Résumer un tel ouvrage est une gageure. Non qu’il soit d’une taille démesurée (349 pages dans la version « Texto Essais » de 2020), mais plutôt que sa remarquable concision empêche d’en retrancher tel ou tel aspect. Nous voulons dès lors en lister les thèmes afin d’inciter les lecteurs à s’y plonger par eux-mêmes. L’auteur déroule en dix chapitres courts (25 pages en moyenne) des analyses sur des pays ou régions (Chine, Etats-Unis, Russie, UE, Méditerranée et Moyen Orient) et sur des thèmes transversaux (l’énergie, les nouvelles frontières maritimes et aériennes, la guerre, la compétition économique, les migrations internationales), avant un épilogue consacré à la France. Quelques cartes viennent agrémenter le tout. Il nous offre ainsi une réflexion puisée aux meilleures sources de ce qui fait de la géopolitique une discipline intellectuelle pour femmes et hommes d’action : de l’histoire, de la géographie, de l’économie, de la stratégie. Et cela à l’heure où, avec la réforme du lycée du ministre Blanquer, un nouvel enseignement dénommé HGGSP (Histoire Géographie Géopolitique Sciences Politiques) venant d’entrer dans les programmes, des milliers de jeunes Français s’y intéressent.

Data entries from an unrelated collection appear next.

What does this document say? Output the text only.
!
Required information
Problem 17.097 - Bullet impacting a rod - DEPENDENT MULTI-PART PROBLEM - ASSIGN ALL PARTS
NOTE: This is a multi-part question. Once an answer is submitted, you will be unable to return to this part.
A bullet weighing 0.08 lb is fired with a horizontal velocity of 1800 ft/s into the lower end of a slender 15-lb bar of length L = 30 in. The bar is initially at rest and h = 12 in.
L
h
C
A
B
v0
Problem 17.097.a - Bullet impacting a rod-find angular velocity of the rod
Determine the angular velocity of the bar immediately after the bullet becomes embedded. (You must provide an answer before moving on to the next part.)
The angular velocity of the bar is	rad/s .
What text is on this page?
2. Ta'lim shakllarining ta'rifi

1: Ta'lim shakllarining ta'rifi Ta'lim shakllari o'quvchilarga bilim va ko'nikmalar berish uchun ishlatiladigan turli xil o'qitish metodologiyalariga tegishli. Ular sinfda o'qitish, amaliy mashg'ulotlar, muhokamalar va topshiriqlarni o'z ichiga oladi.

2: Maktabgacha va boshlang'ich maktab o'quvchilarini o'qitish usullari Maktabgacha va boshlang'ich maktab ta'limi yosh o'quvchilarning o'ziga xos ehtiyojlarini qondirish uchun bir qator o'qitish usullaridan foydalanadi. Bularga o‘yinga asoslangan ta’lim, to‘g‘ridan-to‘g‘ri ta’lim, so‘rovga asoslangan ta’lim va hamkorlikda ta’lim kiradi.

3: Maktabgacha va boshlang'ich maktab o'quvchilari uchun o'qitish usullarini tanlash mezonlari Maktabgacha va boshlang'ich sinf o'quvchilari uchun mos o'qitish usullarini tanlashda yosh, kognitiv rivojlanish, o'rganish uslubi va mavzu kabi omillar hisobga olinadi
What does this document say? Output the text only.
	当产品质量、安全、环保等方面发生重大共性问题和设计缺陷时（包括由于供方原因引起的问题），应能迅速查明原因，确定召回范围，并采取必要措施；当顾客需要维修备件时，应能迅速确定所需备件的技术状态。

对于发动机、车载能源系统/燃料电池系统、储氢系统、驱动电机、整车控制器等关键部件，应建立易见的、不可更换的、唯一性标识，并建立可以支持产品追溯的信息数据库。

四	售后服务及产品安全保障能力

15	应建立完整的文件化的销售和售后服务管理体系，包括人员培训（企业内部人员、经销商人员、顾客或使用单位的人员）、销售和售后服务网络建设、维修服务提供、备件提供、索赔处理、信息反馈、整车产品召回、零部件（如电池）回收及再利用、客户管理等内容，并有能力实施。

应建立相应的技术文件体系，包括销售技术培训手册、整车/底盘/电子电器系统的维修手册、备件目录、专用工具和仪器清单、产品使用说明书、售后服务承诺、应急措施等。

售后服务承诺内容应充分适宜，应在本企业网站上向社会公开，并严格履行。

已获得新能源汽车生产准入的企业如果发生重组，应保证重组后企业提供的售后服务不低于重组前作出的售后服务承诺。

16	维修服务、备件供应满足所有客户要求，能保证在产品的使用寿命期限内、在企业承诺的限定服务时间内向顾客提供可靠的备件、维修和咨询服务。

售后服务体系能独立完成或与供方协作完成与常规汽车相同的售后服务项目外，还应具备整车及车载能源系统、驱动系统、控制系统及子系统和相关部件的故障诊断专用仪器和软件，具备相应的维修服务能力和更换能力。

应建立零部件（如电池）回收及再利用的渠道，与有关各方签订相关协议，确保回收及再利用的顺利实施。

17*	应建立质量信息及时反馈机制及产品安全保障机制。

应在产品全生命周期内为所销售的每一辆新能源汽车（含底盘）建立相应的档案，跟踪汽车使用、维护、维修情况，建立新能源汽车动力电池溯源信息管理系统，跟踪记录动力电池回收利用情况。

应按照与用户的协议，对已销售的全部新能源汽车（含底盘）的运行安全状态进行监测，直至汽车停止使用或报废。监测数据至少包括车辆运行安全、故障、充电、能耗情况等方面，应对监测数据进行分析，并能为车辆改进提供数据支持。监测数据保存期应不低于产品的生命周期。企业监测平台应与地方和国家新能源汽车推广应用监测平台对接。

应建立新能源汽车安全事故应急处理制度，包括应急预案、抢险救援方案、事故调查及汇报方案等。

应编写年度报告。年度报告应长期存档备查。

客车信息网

Nous voilà donc dans un monde où les Etats-Unis, première puissance planétaire, sont passés des illusions naïves de l’hyperpuissance de l’ère Clinton aux foucades erratiques du mandat (bientôt renouvelé ?) de l’actuel locataire de la Maison Blanche, dont on doute qu’il croit que son pays ait une quelconque manifest destiny. Un monde où, après une humiliante éclipse au cours des 19e et 20e siècles, la Chine veut reprendre ce qu’elle estime être sa place voire son destin, en commençant par s’enrichir, et ce le plus rapidement possible car, pour des raisons démographiques, elle risque sérieusement de devenir vieille avant tout autre chose. Un monde, encore, où la Russie, « puissance pauvre » (Georges Sokoloff) mais résiliente, sise sur le plus grand territoire de la planète (ce qui n’est pas nécessairement un avantage), confond puissance, autoritarisme et pouvoir de nuisance. Un monde, aussi, où l’Europe divisée (comme la France d’ailleurs) ne peut pas ce qu’elle veut, n’assume pas ce qu’elle doit, et se tient « comme un lapin pris dans les phares » des événements contemporains, notamment face à un voisinage méditerranéen et proche-oriental turbulent, inquiétant, menaçant. Le tout sur une planète où jamais on a autant migré du Sud au Nord, autant consommé et gaspillé de tout (et notamment de ces ressources stratégiques qui font qu’on se déclare des guerres, à commencer par l’eau), autant communiqué (et, corolaire du tout numérique, autant espionné). Un monde où, finalement, militaire est un métier d’avenir (Gomart page 183).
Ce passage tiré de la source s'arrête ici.